After two years of not facing the issue, my partner and I have finally talked about splitting up. It was a huge relief to hear that he felt the same way I did, but we’re feeling pretty devastated and don’t know how our kids, one and six, are going to react. Is there anything you’d suggest to ease the process?
I’m sorry to hear that. But part of me is happy at the same time. The part that knows despite this being an awful situation to be in, you’ve risen to the huge challenge of change. Sometimes we know something’s not good for us, but we do it anyway. A good example could be eating sugary foods. We know we shouldn’t but often feel compelled to do it. And we do it with the big stuff too – a job we know isn’t really right for us, or, in your case, a relationship that’s no longer serving you – yet we just can’t seem to change it. The mountain’s too big to climb, the challenge is too great, and the unknown is just plain scary. So we stick it out, hoping things will get better. Mostly they don’t, because positive change tends not to happen unless we positively influence our lives in some way. But if we get stuck, it’s quite possible we need external help getting unstuck. But you’ve done it.

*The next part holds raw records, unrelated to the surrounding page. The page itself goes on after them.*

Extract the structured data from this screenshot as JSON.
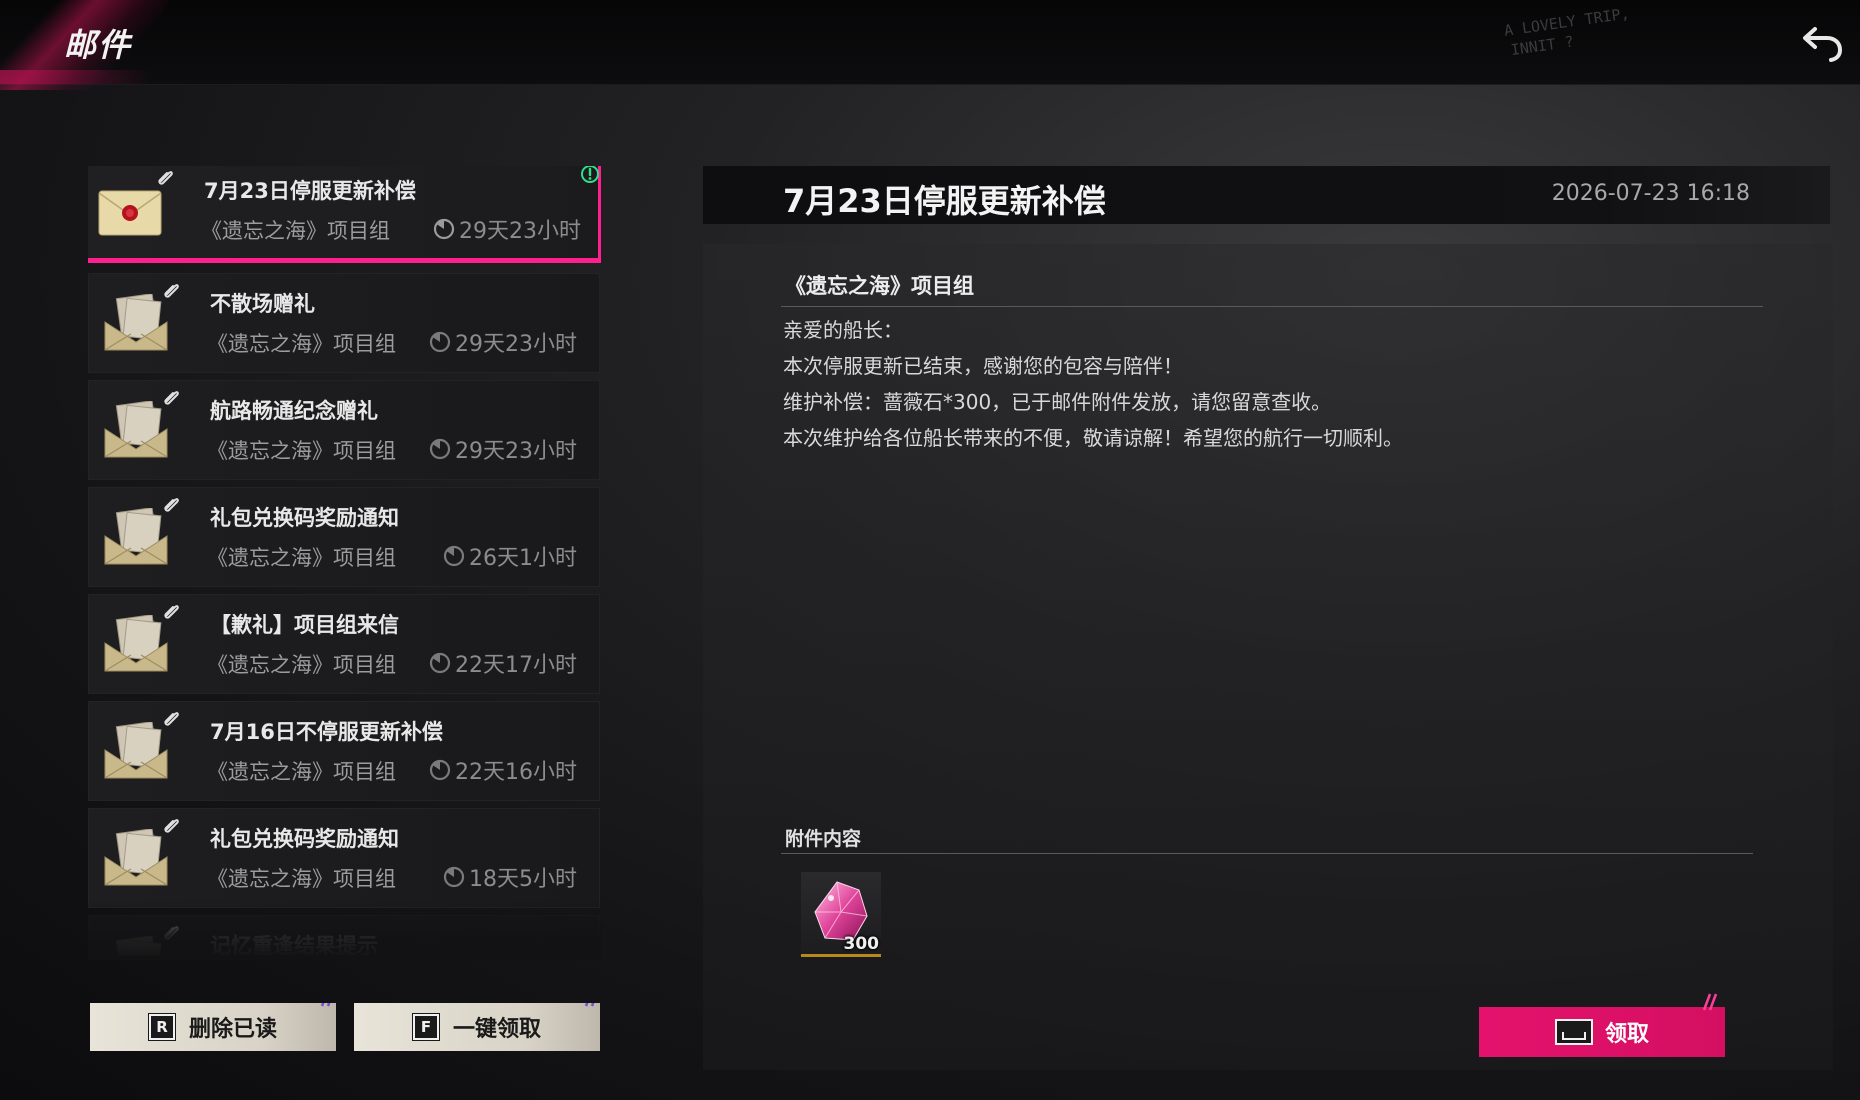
{
  "header": {
    "title": "邮件",
    "scribble": [
      "A LOVELY TRIP,",
      "INNIT ?"
    ]
  },
  "mail_list": [
    {
      "subject": "7月23日停服更新补偿",
      "sender": "《遗忘之海》项目组",
      "expires": "29天23小时",
      "selected": true,
      "unread": true
    },
    {
      "subject": "不散场赠礼",
      "sender": "《遗忘之海》项目组",
      "expires": "29天23小时"
    },
    {
      "subject": "航路畅通纪念赠礼",
      "sender": "《遗忘之海》项目组",
      "expires": "29天23小时"
    },
    {
      "subject": "礼包兑换码奖励通知",
      "sender": "《遗忘之海》项目组",
      "expires": "26天1小时"
    },
    {
      "subject": "【歉礼】项目组来信",
      "sender": "《遗忘之海》项目组",
      "expires": "22天17小时"
    },
    {
      "subject": "7月16日不停服更新补偿",
      "sender": "《遗忘之海》项目组",
      "expires": "22天16小时"
    },
    {
      "subject": "礼包兑换码奖励通知",
      "sender": "《遗忘之海》项目组",
      "expires": "18天5小时"
    },
    {
      "subject": "记忆重逢结果提示",
      "sender": "",
      "expires": ""
    }
  ],
  "buttons": {
    "delete_read": {
      "key": "R",
      "label": "删除已读"
    },
    "claim_all": {
      "key": "F",
      "label": "一键领取"
    },
    "claim": {
      "label": "领取"
    }
  },
  "detail": {
    "title": "7月23日停服更新补偿",
    "date": "2026-07-23 16:18",
    "sender": "《遗忘之海》项目组",
    "lines": [
      "亲爱的船长：",
      "本次停服更新已结束，感谢您的包容与陪伴！",
      "维护补偿：蔷薇石*300，已于邮件附件发放，请您留意查收。",
      "本次维护给各位船长带来的不便，敬请谅解！希望您的航行一切顺利。"
    ],
    "attachments_label": "附件内容",
    "attachments": [
      {
        "icon": "rose-crystal-icon",
        "count": "300"
      }
    ]
  },
  "colors": {
    "accent": "#ff1f8e",
    "claim_button": "#e4126c",
    "unread_badge": "#2ee08a"
  }
}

It may have taken you two years, but you’re there now, facing the big ugly monster called change (who despite appearances is a most benevolent beast). No doubt you’re feeling scared as well as relieved.
Now that the wheels of change are in motion, there are a number of things you can do to keep things oiled. First, try letting go of any expectations on how things should turn out. Stay open to your various options, as well as allowing for new ones to open up. Secondly, devote some time, even if it’s just a few minutes day, to sitting in stillness – connecting with the part of you that’s eternally unperturbed by external circumstance. Finally, I’d recommend you and your partner have some counselling – either together or individually. You may both find that your issues are ‘your’ issues, and not so much to do with the other. If this is the case, the ground on which your relationship was trying to grow was full of stones; heal yourselves and you may find the relationship can grow again, maybe even blossom. If it’s not the case, and your issues really are with each other, it’s good practice to heal yourselves anyway, so you don’t miss the opportunity to prepare the soil for your future happiness.
As for the children, the happier you are, the happier they’ll be. Parents living apart in joy are often of greater service to their children than parents living together in pain. If you do separate, it’s almost inevitable there will be some suffering for all concerned. But suffering can be a great gift if used wisely. You could try reading Building Emotional Intelligence, by Linda Lantieri & Daniel Goleman for inspiration on helping your children cope, even thrive during times of change and uncertainty.